Programmable Central Bank Digital Currencies (CBDCs) could be used for state surveillance while posing risks to privacy and cybersecurity that could undermine trust in central bank money, according to an International Monetary Fund (IMF) policy brief.
The latest policy brief that “summarizes the main takeaways from new wave” of chapters for the IMF’s CBDC Handbook warns that CBDCs could be perceived as an instrument for state surveillance where people’s transaction histories, demographics, and behavioral patterns are collected, processed, and stored.
According to the brief, “Central Bank Digital Currency: Progress And Further Considerations:”
“CBDC, as a digital form of central bank money, may allow for a ‘digital trail’—data—to be accessed, collected, processed and stored.
“In contrast to cash, CBDC could be designed to potentially include a wealth of personal data encapsulating transaction histories, user demographics, and behavioral patterns.
“Personal data could establish a link between counterparty identities and transactions.”
A CBDC will never be as private or anonymous as cash, according to European Central Bank president Christine Lagarde.
One of the reasons is that because in order for a CBDC to operate, everyone must have some form of digital identity.
According to the Bank for International Settlements (BIS) Annual Economic Report 2021:
“Identification at some level is hence central in the design of CBDCs.

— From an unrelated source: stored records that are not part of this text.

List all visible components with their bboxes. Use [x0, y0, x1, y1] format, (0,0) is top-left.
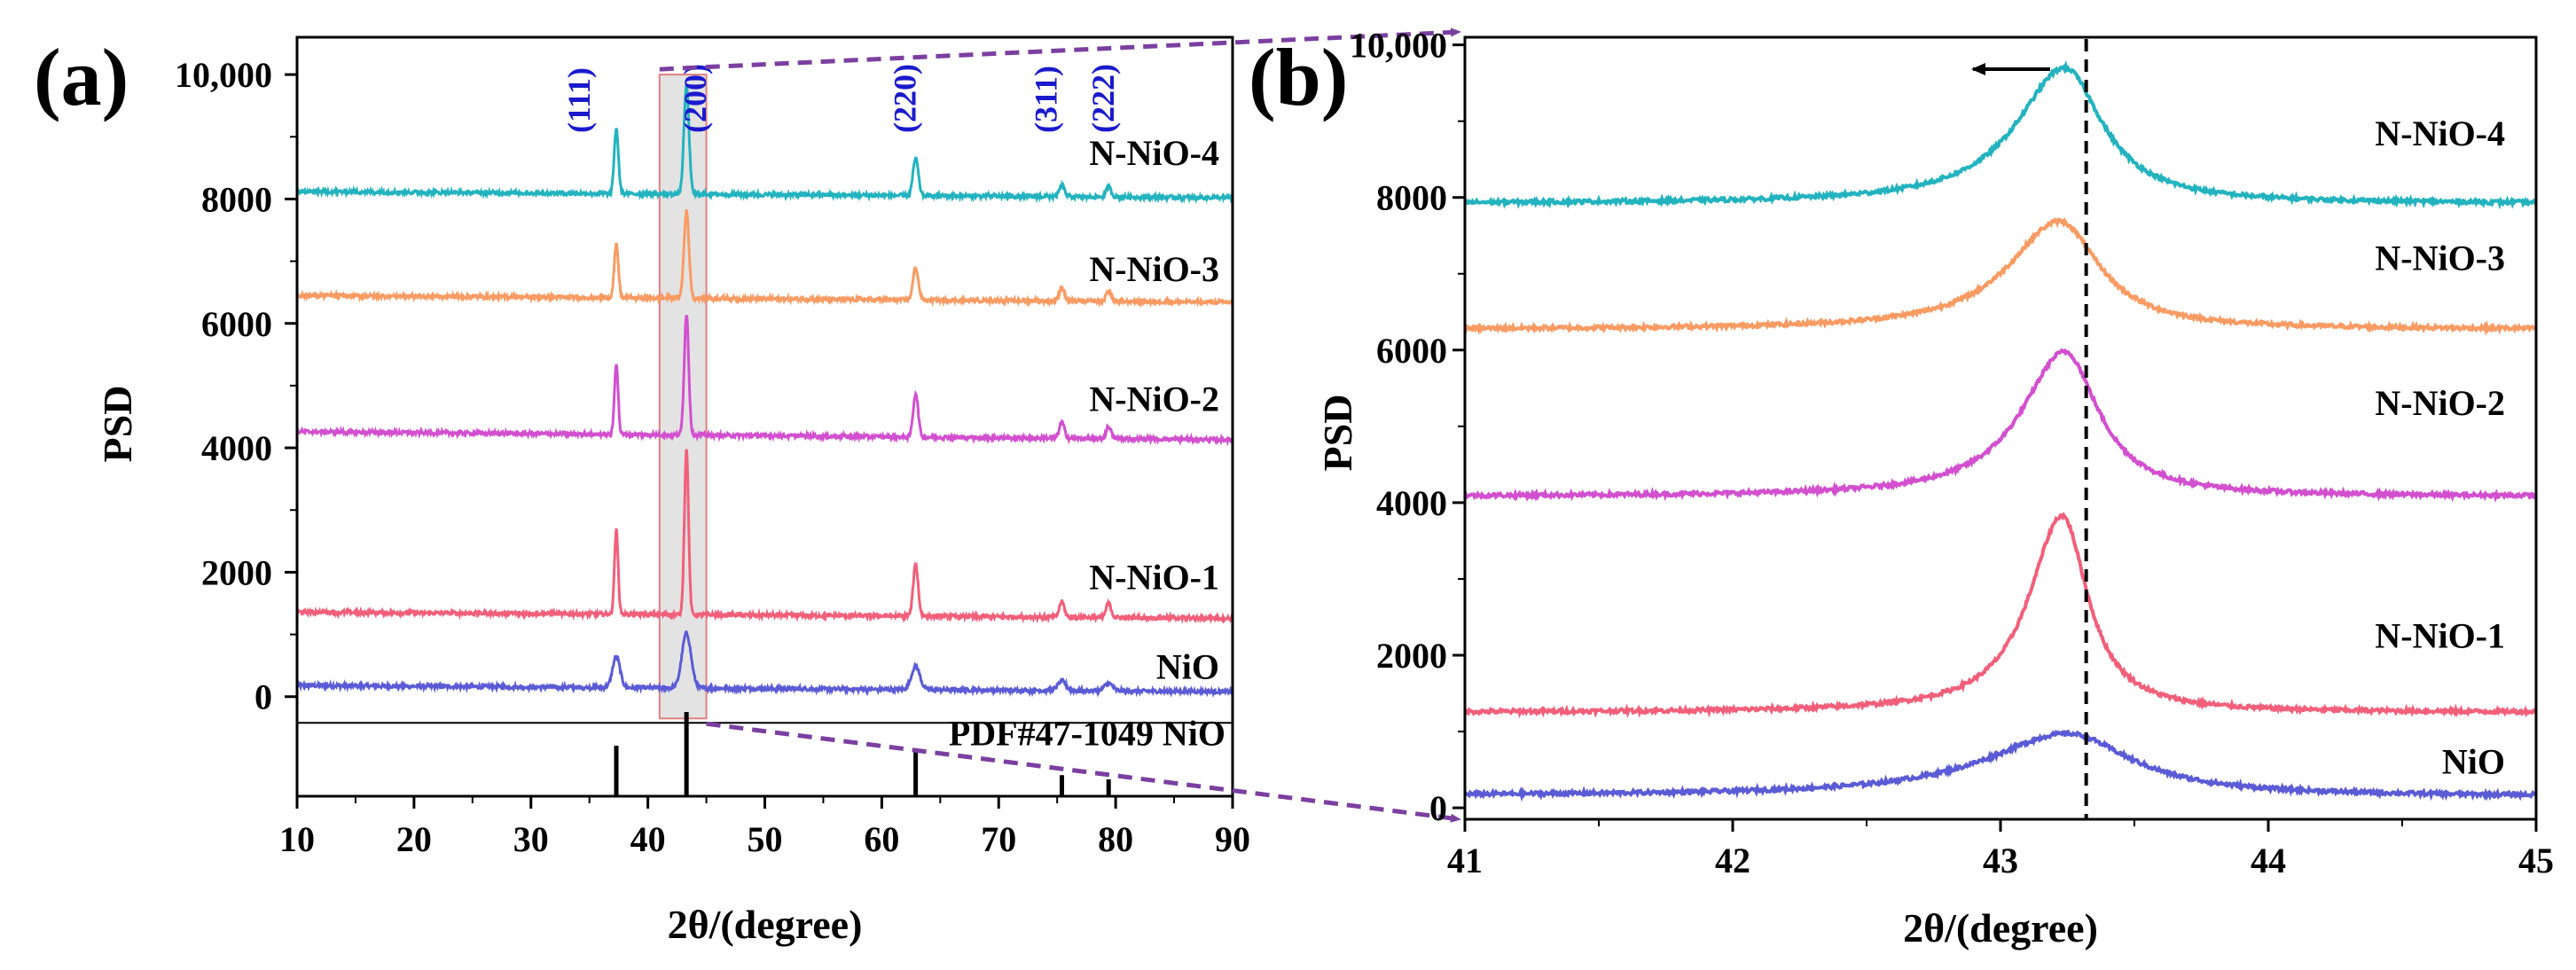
series-line-n-nio-2 [295, 315, 1234, 447]
panel-b-label: (b) [1249, 32, 1348, 122]
y-tick-label: 6000 [1376, 331, 1447, 371]
panel-a-plot: 10 20 30 40 50 60 70 80 90 0 2000 4000 6000 8000 10,00… [95, 35, 1250, 947]
series-line-n-nio-4 [296, 83, 1234, 205]
y-tick-label: 2000 [1376, 636, 1447, 676]
y-tick-label: 10,000 [175, 55, 272, 95]
panel-a-y-axis-title: PSD [95, 386, 140, 463]
panel-a-series-labels: NiO N-NiO-1 N-NiO-2 N-NiO-3 N-NiO-4 [1089, 133, 1219, 687]
series-label-nio: NiO [1156, 647, 1219, 687]
panel-a-series-group [295, 83, 1234, 699]
series-line-n-nio-3 [1463, 216, 2538, 337]
series-label-n-nio-2: N-NiO-2 [1089, 379, 1219, 419]
x-tick-label: 80 [1098, 819, 1133, 859]
series-label-n-nio-4: N-NiO-4 [1089, 133, 1219, 173]
y-tick-label: 8000 [1376, 178, 1447, 218]
x-tick-label: 41 [1447, 841, 1483, 880]
series-line-n-nio-3 [296, 209, 1234, 309]
panel-a-label: (a) [34, 32, 129, 122]
series-line-n-nio-4 [1464, 59, 2538, 210]
x-tick-label: 50 [748, 819, 783, 859]
panel-b-series-group [1463, 59, 2538, 802]
hkl-label: (311) [1028, 66, 1063, 133]
x-tick-label: 20 [396, 819, 432, 859]
x-tick-label: 40 [630, 819, 666, 859]
x-tick-label: 70 [981, 819, 1016, 859]
panel-b-plot: 41 42 43 44 45 0 2000 4000 6000 8000 10,000 NiO N-N… [1315, 26, 2554, 950]
panel-a-x-axis-title: 2θ/(degree) [668, 902, 863, 947]
hkl-label: (220) [888, 64, 923, 133]
x-tick-label: 90 [1215, 819, 1250, 859]
x-tick-label: 60 [864, 819, 899, 859]
y-tick-label: 10,000 [1350, 26, 1447, 66]
y-tick-label: 0 [254, 677, 272, 717]
reference-pdf-label: PDF#47-1049 NiO [949, 713, 1225, 753]
reference-lines-group [614, 712, 1111, 796]
y-tick-label: 6000 [201, 304, 272, 344]
x-tick-label: 42 [1715, 841, 1750, 880]
series-line-n-nio-1 [296, 449, 1234, 625]
hkl-label: (111) [561, 67, 597, 133]
series-label-n-nio-3: N-NiO-3 [2375, 238, 2505, 278]
series-line-nio [295, 630, 1234, 699]
zoom-arrow-bottom [706, 721, 1461, 823]
x-tick-label: 10 [279, 819, 315, 859]
panel-b-frame [1463, 35, 2538, 821]
series-label-n-nio-1: N-NiO-1 [1089, 557, 1219, 597]
hkl-labels: (111) (200) (220) (311) (222) [561, 64, 1121, 133]
y-tick-label: 4000 [201, 428, 272, 468]
y-tick-label: 0 [1429, 788, 1447, 828]
panel-b-x-axis-title: 2θ/(degree) [1903, 905, 2098, 950]
x-tick-label: 44 [2251, 841, 2286, 880]
x-tick-label: 30 [513, 819, 549, 859]
hkl-label: (200) [677, 64, 713, 133]
series-line-nio [1464, 729, 2538, 802]
panel-b-y-axis-title: PSD [1315, 395, 1360, 472]
y-tick-label: 2000 [201, 552, 272, 592]
panel-b-series-labels: NiO N-NiO-1 N-NiO-2 N-NiO-3 N-NiO-4 [2375, 113, 2505, 781]
x-tick-label: 43 [1983, 841, 2018, 880]
y-tick-label: 8000 [201, 179, 272, 219]
series-line-n-nio-2 [1463, 348, 2537, 503]
series-label-n-nio-3: N-NiO-3 [1089, 249, 1219, 289]
panel-a-ticks: 10 20 30 40 50 60 70 80 90 0 2000 4000 6000 8000 10,00… [175, 55, 1250, 859]
series-label-n-nio-2: N-NiO-2 [2375, 383, 2505, 423]
series-label-n-nio-4: N-NiO-4 [2375, 113, 2505, 153]
zoom-arrow-top [659, 27, 1461, 72]
panel-b-ticks: 41 42 43 44 45 0 2000 4000 6000 8000 10,000 [1350, 26, 2554, 880]
y-tick-label: 4000 [1376, 483, 1447, 523]
series-line-n-nio-1 [1463, 512, 2538, 719]
x-tick-label: 45 [2518, 841, 2554, 880]
series-label-n-nio-1: N-NiO-1 [2375, 615, 2505, 655]
series-label-nio: NiO [2442, 741, 2505, 781]
hkl-label: (222) [1085, 64, 1121, 133]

This calls for a CBDC that is account-based and ultimately tied to a digital identity.”
And, “The most promising way of providing central bank money in the digital age is an account-based CBDC built on digital ID with official sector involvement.”
With digital ID being inextricably-linked to CBDC, the latest policy brief from the IMF states that:
“A certain degree of information on the identity of users and transactions is required to satisfy anti-money laundering and combatting the financing of terrorism (AML/CFT) requirements; therefore, countries need to carefully consider whether privacy by design choices allow for effective mitigation of money laundering and terrorism financing risks.“
The potential risks of a fully-programmable CBDC backed by digital ID are vast.

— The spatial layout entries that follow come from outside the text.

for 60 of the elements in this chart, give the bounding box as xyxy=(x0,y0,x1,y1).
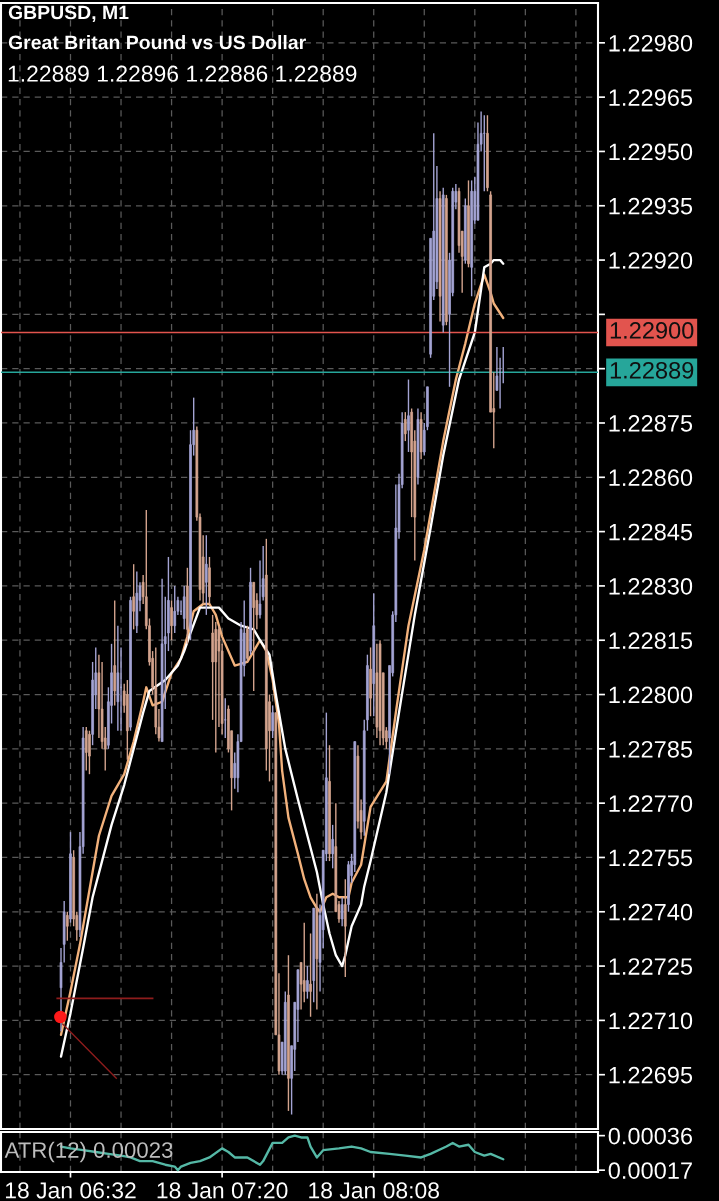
candlestick xyxy=(211,614,214,721)
candlestick xyxy=(69,831,72,924)
y-tick-label: 1.22845 xyxy=(609,523,693,541)
candlestick xyxy=(88,730,91,775)
y-tick-label: 1.22950 xyxy=(609,143,693,161)
candlestick xyxy=(407,378,410,453)
candlestick xyxy=(129,596,132,732)
x-tick-label: 18 Jan 06:32 xyxy=(5,1182,136,1199)
candlestick xyxy=(84,726,88,772)
candlestick xyxy=(182,585,186,631)
text: Great Britan Pound vs US Dollar xyxy=(8,35,306,50)
x-tick-label: 18 Jan 07:20 xyxy=(157,1182,288,1199)
y-tick-label: 1.22710 xyxy=(609,1012,693,1030)
candlestick xyxy=(249,567,252,656)
y-tick-label: 1.22785 xyxy=(609,740,693,758)
candlestick xyxy=(223,697,227,739)
candlestick xyxy=(309,932,312,1018)
ref-line-label: 1.22900 xyxy=(610,322,694,339)
y-tick-label: 1.22695 xyxy=(609,1066,693,1084)
candlestick xyxy=(486,114,489,192)
candlestick xyxy=(340,896,344,927)
y-tick-label: 0.00017 xyxy=(608,1162,692,1179)
chart-title: GBPUSD, M1 xyxy=(8,5,129,23)
x-tick-label: 18 Jan 08:08 xyxy=(309,1182,439,1199)
chart-title: ATR(12) 0.00023 xyxy=(4,1141,173,1163)
candlestick xyxy=(173,585,177,634)
candlestick xyxy=(132,563,135,631)
candlestick xyxy=(287,954,290,1112)
y-tick-label: 1.22860 xyxy=(609,469,693,487)
y-tick-label: 1.22815 xyxy=(609,632,693,650)
y-tick-label: 1.22920 xyxy=(609,252,693,269)
candlestick xyxy=(369,646,372,717)
candlestick xyxy=(470,179,473,297)
candlestick xyxy=(271,704,274,739)
ref-line-label: 1.22889 xyxy=(610,361,694,379)
candlestick xyxy=(66,911,69,942)
candlestick xyxy=(306,965,309,1000)
y-tick-label: 1.22755 xyxy=(609,849,693,867)
candlestick xyxy=(445,194,448,326)
y-tick-label: 1.22875 xyxy=(609,415,693,432)
candlestick xyxy=(328,744,331,862)
y-tick-label: 1.22965 xyxy=(609,89,693,106)
candlestick xyxy=(170,599,173,641)
candlestick xyxy=(186,567,189,645)
y-tick-label: 0.00036 xyxy=(608,1127,693,1145)
y-tick-label: 1.22740 xyxy=(609,903,693,921)
candlestick xyxy=(467,179,470,268)
candlestick xyxy=(126,679,129,761)
y-tick-label: 1.22935 xyxy=(609,197,693,215)
candlestick xyxy=(208,556,211,605)
y-tick-label: 1.22770 xyxy=(609,795,693,812)
candlestick xyxy=(246,625,249,663)
y-tick-label: 1.22800 xyxy=(609,686,693,704)
candlestick xyxy=(403,411,407,442)
y-tick-label: 1.22725 xyxy=(609,958,693,975)
y-tick-label: 1.22980 xyxy=(609,34,693,52)
candlestick xyxy=(331,824,334,870)
candlestick xyxy=(464,197,467,265)
y-tick-label: 1.22830 xyxy=(609,577,693,595)
annotation: 1.22889 1.22896 1.22886 1.22889 xyxy=(8,65,357,82)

The policy brief lists several risks to privacy, cybersecurity, and government overreach:
“CBDC data use, however, could pose risks to privacy, which in turn can undermine the trust in central bank money. Privacy can include the protection of someone’s personal space and the right to be left alone, the control over and safeguarding of one’s personal information, and an aspect of dignity, autonomy, and ultimately human freedom.
“If poorly designed or managed, CBDC personal data use could pose risks to privacy, arising from events such as data leakages, data abuses, and cyber-attacks, thus also negatively affecting CBDC adoption.”
The authors go on to warn:
“CBDC could be perceived as an instrument for state surveillance. Some may worry that the government or the central bank could use it to control or restrict payments users can make with CBDC, thereby undermining public trust in central bank money.
“This can be a particular concern in countries with severe governance and corruption vulnerabilities.”
Apart from the data collection, surveillance, and cyber concerns, the notion of CBDC programmability is touted as being good for business, but it can also be used to restrict what you can buy and sell, when you can transact, and where.
The CBDC Handbook is intended for “medium- to high-level policymakers in central banks and ministries of finance, and to some extent in other government agencies.”
It is planned to be a living document, containing at least 19 chapters to be published incrementally over the coming years.
The Handbook aims to identify the most frequently asked questions related to CBDC, which include:
Despite concerns surrounding privacy, government overreach, and cybersecurity, the latest IMF policy brief confidently highlights, “Countries’ interest in exploring both retail and wholesale CBDC remains strong.”